Summary

The she-wolf was the first to hear the other men coming and the first to make a retreat. She runs out over the snow, flanked on either side by two wolves. On her right side there is a gaunt, older wolf, with only one eye. On the left is one of the leaders of the pack. Both of them crowd her, and she fights them off with sharp slashes of teeth and growls. At times, a young three-year-old wolf also darts up, edging between her and the leader. If there hadn't been the famine, all the wolves would have broken up, turning to fighting and then to love-making. But with the lack of food, the wolves run together, searching.

They come along a big bull moose, and take him down, feasting upon the eight hundred pounds of flesh. The famine is over. The wolf pack splits up and the she-wolf, with the young leader on her left, the older wolf on her right, leads half of the pack down to the Mackenzie River. Bit by bit the pack splits apart until it is just the three wolves and the three-year-old wolf.

The three males fight with each other. The two older wolves kill the younger one, and, that finished, the older wolf kills the younger leader. Then the she-wolf and the one-eyed wolf run together. The she-wolf seems to be searching for something; she looks longingly at the human settlement and runs and runs, searching. After two days of lurking about the Indian camp and robbing rabbit snares, someone shoots a gun at them and they retreat.

The she-wolf finds what she is looking for--a lair in the forest. She creeps in, and there she has a litter of pups. One Eye goes in search of food and brings home a porcupine that a lynx had half killed.

Analysis

This is the first dog-only section of White Fang. Other than the shot from a rifle after the wolves rob the rabbit snares, there is no human action in these two chapters. Instead, they focus on One Eye and Kiche. London does not do what many animal writers do--personify the creature so much so that it has a human's stream-of- consciousness. No, he instead uses instinct to explain motivation, instinct and raw reasoning. London sometimes shows instinct without actually explaining it, for instance when Kiche is searching for the lair in chapter 2. The reader does not know that she is searching for the lair, and like Kiche's consciousness, the text is driven by unknown forces. Thus, London uses instinct to draw the experiences of the dogs and the reader closer together. We can identify with Kiche because we do not know what she is searching for, or can identify with that feeling of instinct.

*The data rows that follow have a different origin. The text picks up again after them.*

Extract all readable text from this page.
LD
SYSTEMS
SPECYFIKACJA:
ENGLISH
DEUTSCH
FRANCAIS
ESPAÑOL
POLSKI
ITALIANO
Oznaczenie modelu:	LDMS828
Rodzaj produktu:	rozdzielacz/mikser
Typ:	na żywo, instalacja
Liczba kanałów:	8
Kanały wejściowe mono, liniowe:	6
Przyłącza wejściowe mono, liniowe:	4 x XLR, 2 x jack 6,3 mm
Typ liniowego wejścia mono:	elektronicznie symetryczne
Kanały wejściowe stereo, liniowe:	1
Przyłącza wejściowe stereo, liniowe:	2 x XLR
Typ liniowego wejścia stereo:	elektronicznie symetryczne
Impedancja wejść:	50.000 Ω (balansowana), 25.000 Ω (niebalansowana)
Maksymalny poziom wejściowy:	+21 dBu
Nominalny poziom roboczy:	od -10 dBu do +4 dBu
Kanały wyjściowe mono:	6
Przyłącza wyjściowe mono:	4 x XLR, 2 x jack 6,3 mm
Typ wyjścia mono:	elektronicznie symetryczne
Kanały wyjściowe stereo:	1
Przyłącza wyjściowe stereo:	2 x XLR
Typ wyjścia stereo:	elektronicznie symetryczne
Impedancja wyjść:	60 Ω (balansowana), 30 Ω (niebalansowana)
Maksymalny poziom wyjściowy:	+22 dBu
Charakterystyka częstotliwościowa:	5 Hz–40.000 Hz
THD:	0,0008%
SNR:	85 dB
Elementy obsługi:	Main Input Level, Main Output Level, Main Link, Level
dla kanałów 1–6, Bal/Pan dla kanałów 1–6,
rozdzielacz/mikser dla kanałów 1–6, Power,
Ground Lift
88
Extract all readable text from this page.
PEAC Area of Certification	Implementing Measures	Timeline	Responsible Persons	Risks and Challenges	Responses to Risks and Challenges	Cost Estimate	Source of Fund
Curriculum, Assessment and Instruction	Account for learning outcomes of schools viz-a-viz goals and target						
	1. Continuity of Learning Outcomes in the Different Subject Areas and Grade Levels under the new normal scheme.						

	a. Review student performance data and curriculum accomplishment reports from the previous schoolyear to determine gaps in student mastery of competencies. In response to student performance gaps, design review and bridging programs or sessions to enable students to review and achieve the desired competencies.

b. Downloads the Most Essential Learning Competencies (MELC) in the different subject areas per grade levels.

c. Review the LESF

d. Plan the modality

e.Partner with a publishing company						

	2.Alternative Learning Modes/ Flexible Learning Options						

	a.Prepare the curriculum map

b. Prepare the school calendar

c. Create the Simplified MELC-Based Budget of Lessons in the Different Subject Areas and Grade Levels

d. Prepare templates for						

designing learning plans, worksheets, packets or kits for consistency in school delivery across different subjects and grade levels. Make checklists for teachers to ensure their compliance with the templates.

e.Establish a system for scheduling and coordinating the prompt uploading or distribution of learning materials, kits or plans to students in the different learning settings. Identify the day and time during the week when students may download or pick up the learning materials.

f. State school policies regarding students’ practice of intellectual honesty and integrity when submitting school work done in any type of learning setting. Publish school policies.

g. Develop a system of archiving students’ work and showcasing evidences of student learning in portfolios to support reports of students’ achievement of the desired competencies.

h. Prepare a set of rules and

The battles in this section are also important to the theme of White Fang. The three-wolf battle is filled with savagery--against their own kind! There is never any pretense of a "fair-fight" or of "honor." Instead, these are battles to win, just as the battle against the moose is a battle simply for food. Similarly, One-Eye waits for the lynx to kill the porcupine: it doesn't matter how one produces food, as long as it is produced. Battles are thus simply the way to survive in the wild, and London is careful to not tame the battles down, or moralize. The only instance of moralizing is when London says that One Eye did not have an "unholy desire" to eat his pups. It is moral to follow the instinctual laws of nature, those that help keep you and your offspring. That is the only law in the Wild, a law of simple survival.